Frequently asked questions
- What is a collar on QDF?
- A collar on QDF is the collar strategy applied to QDF (etf). The strategy is structurally neutral (protective): A collar pairs long stock with a protective out-of-the-money put financed by a short out-of-the-money call, capping both tails of the position around the current spot. With QDF etf trading near $87.63, the strikes shown on this page are snapped to the nearest listed QDF chain strike and the premiums come straight from the end-of-day bid/ask midpoint.
- How are QDF collar max profit and max loss calculated?
- Max profit roughly equals short-call strike minus cost basis plus net premium; max loss roughly equals cost basis minus long-put strike minus net premium. Breakeven shifts by the net premium. For the QDF collar priced from the end-of-day chain at a 30-day expiry (ATM IV 22.60%), the computed maximum profit is unbounded per contract and the computed maximum loss is unbounded per contract. Live intraday quotes will differ as the chain moves through the trading session.
- What is the breakeven for a QDF collar?
- The breakeven for the QDF collar priced on this page is no defined breakeven on the modeled curve at expiration, derived from end-of-day chain premiums. Breakeven is the underlying price at which the strategy's P&L crosses zero ignoring transaction costs and assignment risk. The current QDF market-implied 1-standard-deviation expected move is approximately 6.48%; if the move sits well outside the breakeven distance, the structure's risk-reward becomes correspondingly tighter.

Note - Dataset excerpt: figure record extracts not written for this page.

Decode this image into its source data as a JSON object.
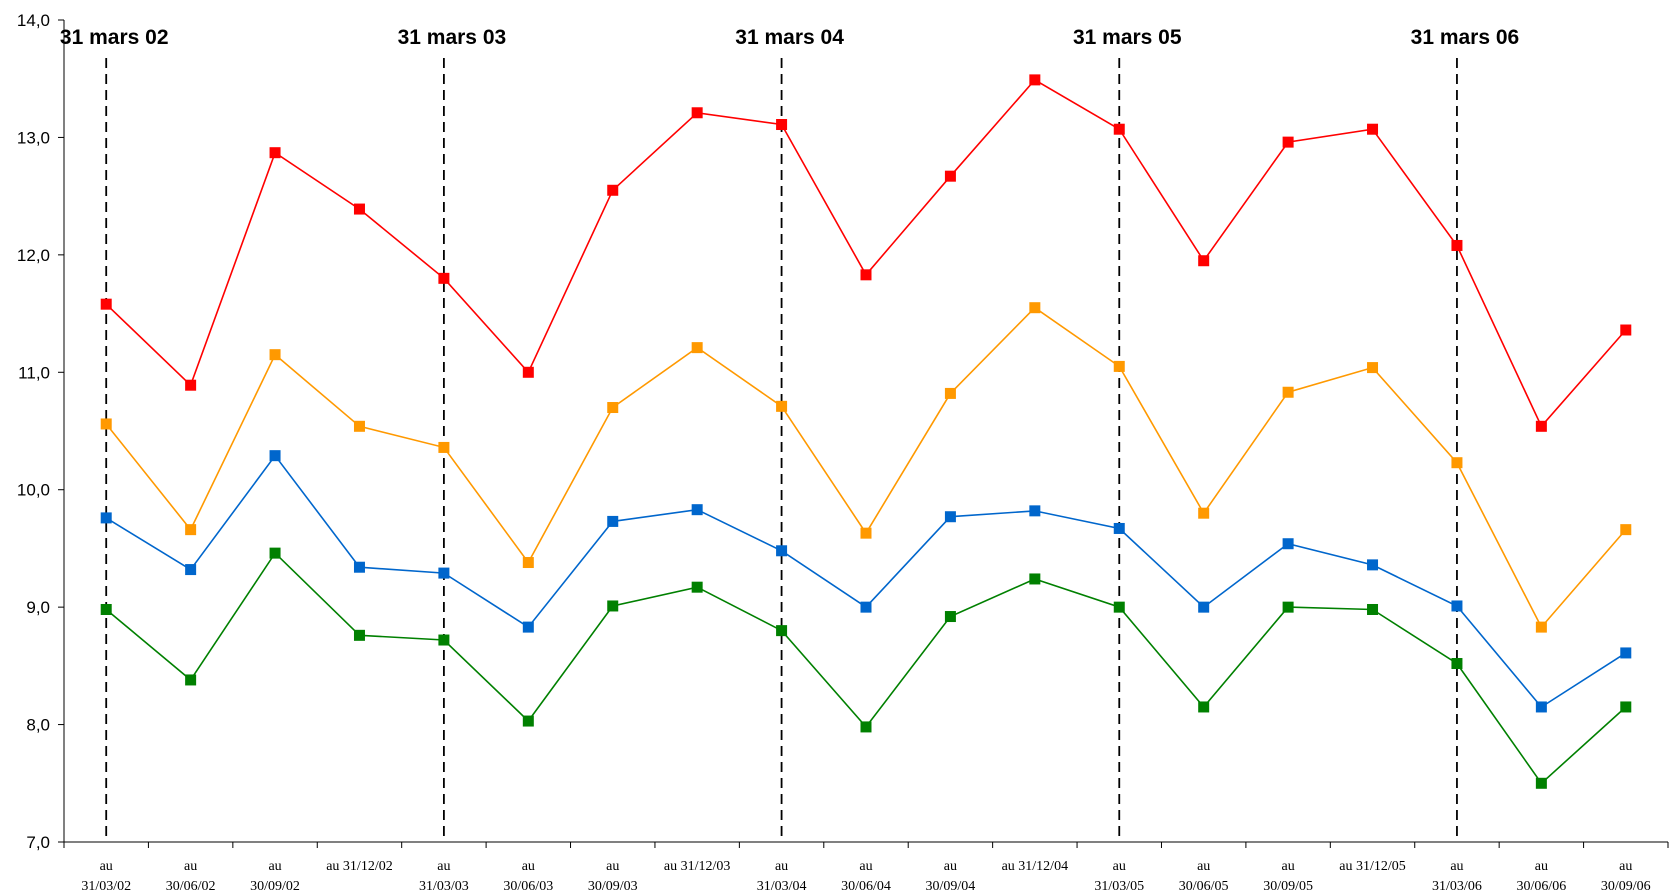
{
  "chart_data": {
    "type": "line",
    "title": "",
    "xlabel": "",
    "ylabel": "",
    "ylim": [
      7.0,
      14.0
    ],
    "yticks": [
      7.0,
      8.0,
      9.0,
      10.0,
      11.0,
      12.0,
      13.0,
      14.0
    ],
    "ytick_labels": [
      "7,0",
      "8,0",
      "9,0",
      "10,0",
      "11,0",
      "12,0",
      "13,0",
      "14,0"
    ],
    "grid": false,
    "legend": "none",
    "categories": [
      "au 31/03/02",
      "au 30/06/02",
      "au 30/09/02",
      "au 31/12/02",
      "au 31/03/03",
      "au 30/06/03",
      "au 30/09/03",
      "au 31/12/03",
      "au 31/03/04",
      "au 30/06/04",
      "au 30/09/04",
      "au 31/12/04",
      "au 31/03/05",
      "au 30/06/05",
      "au 30/09/05",
      "au 31/12/05",
      "au 31/03/06",
      "au 30/06/06",
      "au 30/09/06"
    ],
    "category_labels": [
      [
        "au",
        "31/03/02"
      ],
      [
        "au",
        "30/06/02"
      ],
      [
        "au",
        "30/09/02"
      ],
      [
        "au 31/12/02"
      ],
      [
        "au",
        "31/03/03"
      ],
      [
        "au",
        "30/06/03"
      ],
      [
        "au",
        "30/09/03"
      ],
      [
        "au 31/12/03"
      ],
      [
        "au",
        "31/03/04"
      ],
      [
        "au",
        "30/06/04"
      ],
      [
        "au",
        "30/09/04"
      ],
      [
        "au 31/12/04"
      ],
      [
        "au",
        "31/03/05"
      ],
      [
        "au",
        "30/06/05"
      ],
      [
        "au",
        "30/09/05"
      ],
      [
        "au 31/12/05"
      ],
      [
        "au",
        "31/03/06"
      ],
      [
        "au",
        "30/06/06"
      ],
      [
        "au",
        "30/09/06"
      ]
    ],
    "series": [
      {
        "color": "#ff0000",
        "values": [
          11.58,
          10.89,
          12.87,
          12.39,
          11.8,
          11.0,
          12.55,
          13.21,
          13.11,
          11.83,
          12.67,
          13.49,
          13.07,
          11.95,
          12.96,
          13.07,
          12.08,
          10.54,
          11.36
        ]
      },
      {
        "color": "#ff9900",
        "values": [
          10.56,
          9.66,
          11.15,
          10.54,
          10.36,
          9.38,
          10.7,
          11.21,
          10.71,
          9.63,
          10.82,
          11.55,
          11.05,
          9.8,
          10.83,
          11.04,
          10.23,
          8.83,
          9.66
        ]
      },
      {
        "color": "#0066cc",
        "values": [
          9.76,
          9.32,
          10.29,
          9.34,
          9.29,
          8.83,
          9.73,
          9.83,
          9.48,
          9.0,
          9.77,
          9.82,
          9.67,
          9.0,
          9.54,
          9.36,
          9.01,
          8.15,
          8.61
        ]
      },
      {
        "color": "#008000",
        "values": [
          8.98,
          8.38,
          9.46,
          8.76,
          8.72,
          8.03,
          9.01,
          9.17,
          8.8,
          7.98,
          8.92,
          9.24,
          9.0,
          8.15,
          9.0,
          8.98,
          8.52,
          7.5,
          8.15
        ]
      }
    ],
    "annotations": [
      {
        "text": "31 mars 02",
        "at_index": 0
      },
      {
        "text": "31 mars 03",
        "at_index": 4
      },
      {
        "text": "31 mars 04",
        "at_index": 8
      },
      {
        "text": "31 mars 05",
        "at_index": 12
      },
      {
        "text": "31 mars 06",
        "at_index": 16
      }
    ]
  }
}
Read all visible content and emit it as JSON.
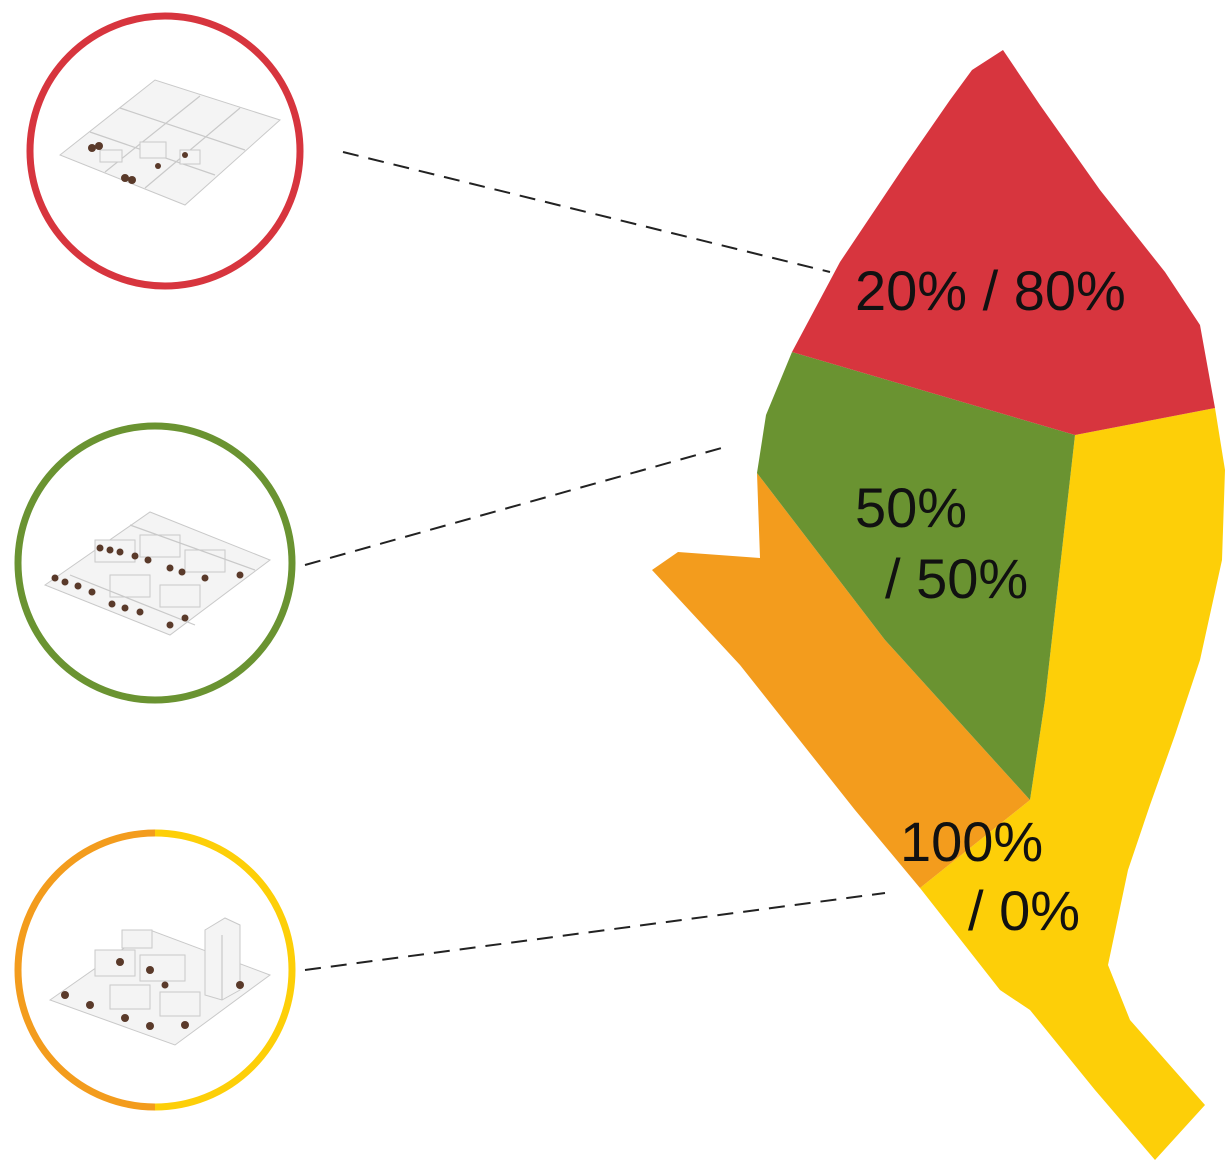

- When should you consider a collar on QDF?
- Collars on QDF hedge an existing long QDF etf position; the long put sets a floor while the short call finances it, often run as a near-zero-cost hedge during expected volatility windows.
- How does current QDF implied volatility affect this collar?
- QDF ATM IV is at 22.60% with IV rank near 0.73%, which is on the low end of its 1-year range. Premium-buying structures (long call, long put, debit spreads) are relatively cheap in this regime; premium-selling structures collect less credit per unit risk.